Valieva subsequently competed in the women’s singles event but fell multiple times and drifted out of medal contention. The medal ceremony for the team event was suspended, and the medals have still not been awarded.
RUSADA, which had previously indicated it did not intend to make its Valieva verdict public due to her age, had already been accused of an “unacceptable delay” in rendering the results of the findings to WADA.
Russian skaters are currently banned from competing internationally by the International Skating Union. Valieva returned to competition last year with a new routine that included excerpts of news reports about her drug test, and concluded with her referencing the media storm by drawing a hood across her face.
WADA, which has indicated it intends a four-year ban for Valieva, said it will consider its next steps once it has received the full, “reasoned decision” from RUSADA.

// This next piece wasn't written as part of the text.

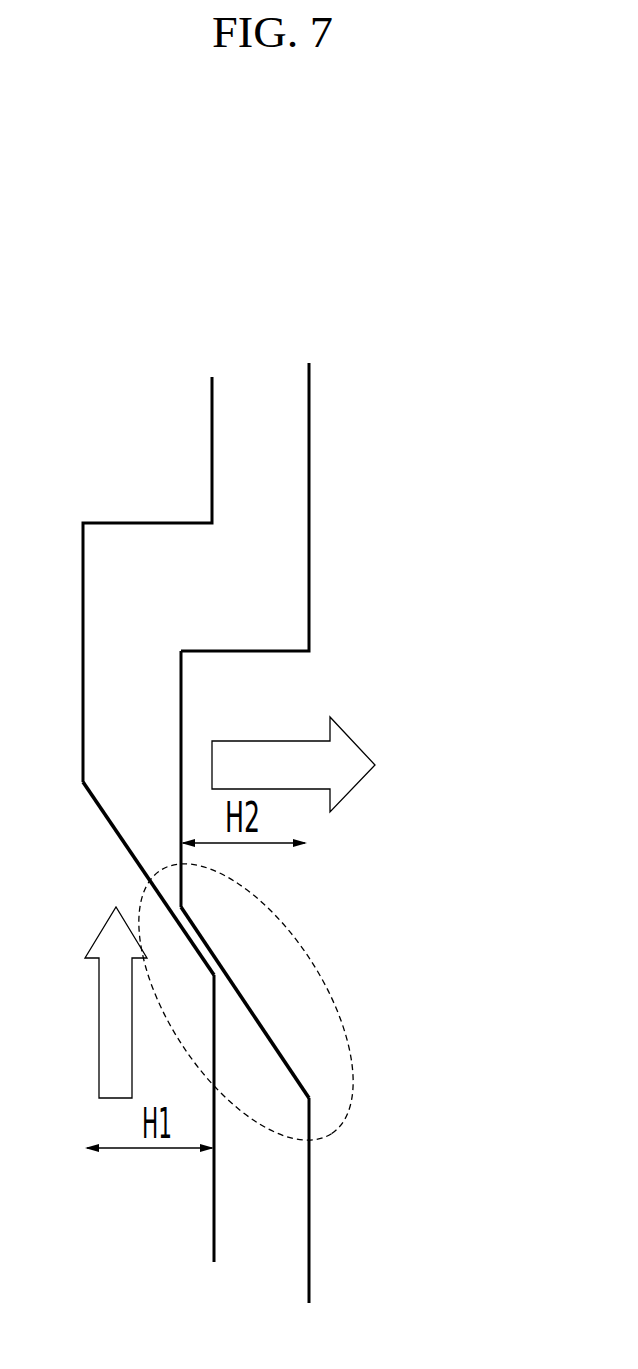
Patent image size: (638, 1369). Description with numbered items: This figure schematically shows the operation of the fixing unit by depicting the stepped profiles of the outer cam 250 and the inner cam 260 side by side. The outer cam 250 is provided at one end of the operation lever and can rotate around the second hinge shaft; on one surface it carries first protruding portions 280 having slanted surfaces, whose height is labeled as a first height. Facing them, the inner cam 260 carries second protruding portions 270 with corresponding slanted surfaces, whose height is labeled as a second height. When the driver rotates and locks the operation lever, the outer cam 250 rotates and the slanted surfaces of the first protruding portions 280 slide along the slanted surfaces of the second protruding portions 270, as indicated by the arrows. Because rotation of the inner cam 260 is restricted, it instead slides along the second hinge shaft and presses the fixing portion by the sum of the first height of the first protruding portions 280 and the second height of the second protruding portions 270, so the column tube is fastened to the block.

And the US Anti-Doping Agency USADA issued a strongly-worded statement from its chief executive Travis T Tygart.
“WADA and the ISU (International Skating Union) have to appeal this decision, for the sake of the credibility of the anti-doping system and the rights of all athletes,” Tygart said on Twitter.
“The world can’t possibly accept this self-serving decision by RUSADA, which in the recent past has been a key instrument of Russia’s state-sponsored doping fraud and is non-compliant.
“Justice demands a full, fair, public hearing outside of Russia.”